Top-posting as I'll try to summarize/re-start/reword/whatever the right word is,
this thread:

It seems to me that the problem we're trying to solve here is how we can help
voters to make more thoughtful choices (note that I'm not saying they currently
don't. I'm not judging the voters but, as others, I'm pointing fingers at the
process we've in place). A couple of points have been made around this:

- We'd like the electorate to be able to ask questions to the candiates
- The time availble doesn't seem to be enough for this
- The ML is great but it might not be the right format for this, especially with
 the amount of emails going through openstack-dev

Some (rough) ideas:

- We could have a common place where we collect the threads that ask questions
 to the candidates. Ideally, this thread would be kept updated by the members
 of the community asking these questions. If I start a new thread, I get the
 link and put it in this "common place" The common place could be a wiki page
 or anything linkable from the voting URL.
- Link in the voting URL the place where the information about the questions
 being asked to the candidates are being aggregated.
- Send the ballots every day, if possible.

I don't think the above will solve all the problems that have been mentioned in
this thread. For example, it certainly doesn't solve the problem of there not
being enough time for all the candidates to reply to these questions and/or the
electorate to come up with a list of questions and/or read through the answers.

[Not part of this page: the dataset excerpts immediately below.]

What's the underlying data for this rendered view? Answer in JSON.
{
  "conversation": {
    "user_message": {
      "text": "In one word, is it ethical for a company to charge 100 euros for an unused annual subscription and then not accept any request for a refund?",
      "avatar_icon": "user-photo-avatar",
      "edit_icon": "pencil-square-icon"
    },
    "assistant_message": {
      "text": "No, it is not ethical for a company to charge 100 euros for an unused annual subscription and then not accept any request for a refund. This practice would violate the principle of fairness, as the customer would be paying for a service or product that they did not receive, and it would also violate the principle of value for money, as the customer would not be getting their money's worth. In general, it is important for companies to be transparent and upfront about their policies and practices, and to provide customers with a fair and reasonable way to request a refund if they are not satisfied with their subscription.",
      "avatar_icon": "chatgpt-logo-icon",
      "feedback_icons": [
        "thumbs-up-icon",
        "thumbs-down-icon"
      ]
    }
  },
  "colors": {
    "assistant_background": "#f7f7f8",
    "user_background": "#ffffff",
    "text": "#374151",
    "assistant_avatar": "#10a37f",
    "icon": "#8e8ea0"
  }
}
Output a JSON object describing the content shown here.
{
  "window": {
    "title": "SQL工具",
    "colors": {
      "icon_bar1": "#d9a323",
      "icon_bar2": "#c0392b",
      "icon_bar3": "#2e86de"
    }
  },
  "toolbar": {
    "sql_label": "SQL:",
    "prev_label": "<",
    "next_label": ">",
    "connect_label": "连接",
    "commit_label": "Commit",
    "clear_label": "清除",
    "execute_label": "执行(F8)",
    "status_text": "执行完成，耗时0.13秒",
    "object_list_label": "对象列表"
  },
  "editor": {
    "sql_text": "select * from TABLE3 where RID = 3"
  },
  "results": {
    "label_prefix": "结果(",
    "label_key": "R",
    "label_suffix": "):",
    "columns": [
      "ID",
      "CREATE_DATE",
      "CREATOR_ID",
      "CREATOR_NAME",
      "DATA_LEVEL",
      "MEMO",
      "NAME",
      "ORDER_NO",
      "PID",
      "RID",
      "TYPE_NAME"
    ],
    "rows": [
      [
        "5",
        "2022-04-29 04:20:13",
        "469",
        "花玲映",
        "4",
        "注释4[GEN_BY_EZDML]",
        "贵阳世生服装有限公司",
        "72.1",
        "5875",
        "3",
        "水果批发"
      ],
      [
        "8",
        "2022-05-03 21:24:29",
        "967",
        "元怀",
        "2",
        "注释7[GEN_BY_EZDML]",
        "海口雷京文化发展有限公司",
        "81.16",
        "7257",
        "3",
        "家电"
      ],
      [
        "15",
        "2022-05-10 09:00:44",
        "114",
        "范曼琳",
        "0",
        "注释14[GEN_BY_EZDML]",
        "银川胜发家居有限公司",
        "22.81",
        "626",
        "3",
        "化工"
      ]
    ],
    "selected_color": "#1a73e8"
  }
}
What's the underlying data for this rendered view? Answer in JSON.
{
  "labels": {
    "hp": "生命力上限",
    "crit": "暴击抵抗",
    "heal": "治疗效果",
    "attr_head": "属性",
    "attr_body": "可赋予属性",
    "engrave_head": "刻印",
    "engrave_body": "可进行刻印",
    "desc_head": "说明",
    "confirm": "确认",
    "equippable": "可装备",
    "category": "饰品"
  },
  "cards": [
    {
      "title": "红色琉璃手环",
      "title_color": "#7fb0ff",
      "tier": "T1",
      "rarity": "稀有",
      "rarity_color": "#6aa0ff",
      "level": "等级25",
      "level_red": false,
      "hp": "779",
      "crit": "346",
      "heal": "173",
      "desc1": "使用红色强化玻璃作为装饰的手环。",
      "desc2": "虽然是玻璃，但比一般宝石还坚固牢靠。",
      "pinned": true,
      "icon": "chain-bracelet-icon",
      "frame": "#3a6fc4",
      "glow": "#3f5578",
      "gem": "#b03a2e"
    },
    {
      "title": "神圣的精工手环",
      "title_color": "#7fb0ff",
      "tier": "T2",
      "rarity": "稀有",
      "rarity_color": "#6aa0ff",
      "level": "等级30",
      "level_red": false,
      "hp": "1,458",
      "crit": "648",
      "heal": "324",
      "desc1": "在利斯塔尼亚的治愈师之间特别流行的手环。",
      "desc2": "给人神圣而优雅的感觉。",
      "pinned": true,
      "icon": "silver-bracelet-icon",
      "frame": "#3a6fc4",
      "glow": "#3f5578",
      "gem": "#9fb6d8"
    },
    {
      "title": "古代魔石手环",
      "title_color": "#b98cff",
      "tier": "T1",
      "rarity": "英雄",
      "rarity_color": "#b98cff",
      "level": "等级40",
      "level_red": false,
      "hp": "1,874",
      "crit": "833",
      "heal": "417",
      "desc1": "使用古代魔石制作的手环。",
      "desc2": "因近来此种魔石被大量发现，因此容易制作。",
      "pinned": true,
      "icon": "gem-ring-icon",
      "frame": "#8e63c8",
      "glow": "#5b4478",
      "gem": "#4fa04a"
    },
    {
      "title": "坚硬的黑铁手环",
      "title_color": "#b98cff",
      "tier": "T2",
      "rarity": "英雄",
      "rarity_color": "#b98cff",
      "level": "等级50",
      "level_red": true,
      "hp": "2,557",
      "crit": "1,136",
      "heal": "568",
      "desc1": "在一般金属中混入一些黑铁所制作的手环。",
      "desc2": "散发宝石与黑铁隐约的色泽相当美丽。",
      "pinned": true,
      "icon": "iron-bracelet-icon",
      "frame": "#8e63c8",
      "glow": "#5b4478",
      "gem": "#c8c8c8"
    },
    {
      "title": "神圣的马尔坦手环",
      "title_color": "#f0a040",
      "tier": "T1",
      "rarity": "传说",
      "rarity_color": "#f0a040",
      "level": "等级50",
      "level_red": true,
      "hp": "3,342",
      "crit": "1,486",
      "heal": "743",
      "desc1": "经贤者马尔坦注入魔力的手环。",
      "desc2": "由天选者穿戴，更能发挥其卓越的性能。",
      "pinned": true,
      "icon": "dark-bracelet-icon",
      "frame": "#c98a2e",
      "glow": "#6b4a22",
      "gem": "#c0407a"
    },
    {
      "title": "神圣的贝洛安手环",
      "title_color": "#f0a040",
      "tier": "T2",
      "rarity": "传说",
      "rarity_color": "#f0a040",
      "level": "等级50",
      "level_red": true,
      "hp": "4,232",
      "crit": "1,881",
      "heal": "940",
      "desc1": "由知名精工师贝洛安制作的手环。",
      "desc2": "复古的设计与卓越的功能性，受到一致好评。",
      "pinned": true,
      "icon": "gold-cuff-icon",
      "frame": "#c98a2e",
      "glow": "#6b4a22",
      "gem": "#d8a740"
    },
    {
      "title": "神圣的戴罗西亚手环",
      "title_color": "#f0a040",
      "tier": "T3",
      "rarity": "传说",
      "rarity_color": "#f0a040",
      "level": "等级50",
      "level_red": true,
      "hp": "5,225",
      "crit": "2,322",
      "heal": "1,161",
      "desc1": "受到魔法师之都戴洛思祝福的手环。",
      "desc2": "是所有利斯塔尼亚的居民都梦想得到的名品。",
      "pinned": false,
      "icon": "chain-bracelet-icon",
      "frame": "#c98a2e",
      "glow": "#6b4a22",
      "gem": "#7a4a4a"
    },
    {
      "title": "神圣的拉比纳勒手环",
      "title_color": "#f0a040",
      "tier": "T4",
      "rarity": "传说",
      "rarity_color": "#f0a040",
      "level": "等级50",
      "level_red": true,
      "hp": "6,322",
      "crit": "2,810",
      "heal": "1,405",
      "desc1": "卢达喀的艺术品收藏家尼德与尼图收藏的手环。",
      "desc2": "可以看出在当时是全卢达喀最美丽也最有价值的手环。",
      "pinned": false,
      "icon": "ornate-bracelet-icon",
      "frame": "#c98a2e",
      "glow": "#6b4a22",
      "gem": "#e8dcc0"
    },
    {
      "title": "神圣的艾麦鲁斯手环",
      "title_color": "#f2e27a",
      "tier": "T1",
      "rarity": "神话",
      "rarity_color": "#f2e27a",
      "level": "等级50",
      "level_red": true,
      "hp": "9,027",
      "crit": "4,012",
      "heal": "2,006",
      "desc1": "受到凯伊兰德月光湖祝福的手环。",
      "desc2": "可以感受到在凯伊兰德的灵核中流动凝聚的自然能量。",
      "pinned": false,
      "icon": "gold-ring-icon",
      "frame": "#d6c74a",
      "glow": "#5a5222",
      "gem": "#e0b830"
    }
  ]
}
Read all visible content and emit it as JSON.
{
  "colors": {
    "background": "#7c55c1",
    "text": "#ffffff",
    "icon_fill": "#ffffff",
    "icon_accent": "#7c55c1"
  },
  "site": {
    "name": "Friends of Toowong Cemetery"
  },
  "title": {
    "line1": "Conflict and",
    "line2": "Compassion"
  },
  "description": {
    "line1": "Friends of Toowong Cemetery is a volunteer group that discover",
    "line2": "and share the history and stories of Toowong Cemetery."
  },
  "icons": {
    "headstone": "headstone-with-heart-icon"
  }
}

I'd like to avoid coming up with a prepared set of questions as I believe the
best discussions are triggered by candidacies, moment and a broader set of minds
working together. I don't really have a strong opinion on having an extra week
in between but I trust Anita's feedback on the burden this will add to the
election's officers. It'd also add more stress to the candidates, fwiw.

The rough ideas above are just small steps that could help organizing the
discussion and making them easier to find by our electorate. I hope the list of
issues does summarize the concerns expressed in this thread.


On 03/10/16 11:46 -0500, Edward Leafe wrote:
So the period of self-nominations for the Technical Committee seats has ended, 
and the voting has begun. I've been a very close observer of this process for 
several cycles, and I have some ideas I'd like to share. Full disclosure: I am 
a current candidate for the TC, and have been a candidate several times in the 
past, all of which were unsuccessful.

When deciding to run, candidates write a long, thoughtful essay on their 
reasons for wanting to serve on the TC, and those essays are typically the last 
you hear from them until the election. It has been rare for anyone to ask 
follow-up questions, or to challenge the candidates to explain their positions 
more definitively. I have spoken with many people at the Summits, which always 
closely followed the TC election (warning: unscientific samples ahead!), and 
what their selection process mostly boils down to is: they pick the names they 
are most familiar with. Many people don't read those long candidacy posts, and 
nearly all couldn't remember a single point that any of the candidates had put 

We are fortunate in that all of the candidates are exceptionally 
well-qualified, and those elected have put in excellent service while on the 
TC. But one thing I'm afraid of is that we tend to get into a situation where 
groupthink [0] is very likely. There are many excellent candidates running in 
every election, but it is rare for someone who hasn't been a PTL of a large 
project, and thus very visible, has been selected. Is this really the best 

I wrote a blog post about implicit bias [1], and in that post used the example 
of blind auditions for musical orchestras radically changing the selection 
results. Before the introduction of blind auditions, men overwhelmingly 
comprised orchestras, but once the people judging the auditions had no clue as 
to whether the musician was male or female, women began to be selected much 
more in proportion to their numbers in the audition pools. So I'd like to 
propose something for the next election: have candidates self-nominate as in 
the past, but instead of writing a big candidacy letter, just state their 
interest in serving. After the nominations close, the election officials will 
assign each candidate a non-identifying label, such as a random number, and 
those officials will be the only ones who know which candidate is associated 
with which number. The nomination period can be much, much shorter, and then 
followed by a week of campaigning (the part that's really missing in the cu!
rrent pro
cess). Candidates will post their thoughts and positions, and respond to 
questions from people, and this is how the voters will know who best represents 
what they want to see in their TC.

The current candidacy essay would now be posted in the campaign period, rather 
than at the time of nomination, and should exclude the sort of biographical 
information that is currently the most important piece for many people. Keeping 
anonymity will be difficult, and will preclude the use of email for posting 
positions and responses, since email identifies the sender. So perhaps 
candidates could forward their posts to the election officials, who will post 
them for the candidates, identifying them by number only. The voting form will 
only list the candidate numbers, so the end result will be people casting votes 
for the candidates whose platform most matches what they want to see in the TC, 
and who have best answered any questions raised by others.

My feeling is that the result would be very different than the current process. 
My question, then, is whether that would be a good thing? It would require more 
work from the candidates and especially the election officials, so we should 
make sure that the goal is worth it. Do we want everyone to have an equal 
chance to serve on the TC, or should those who have earned name recognition by 
their excellent work in other parts of OpenStack continue to have an advantage?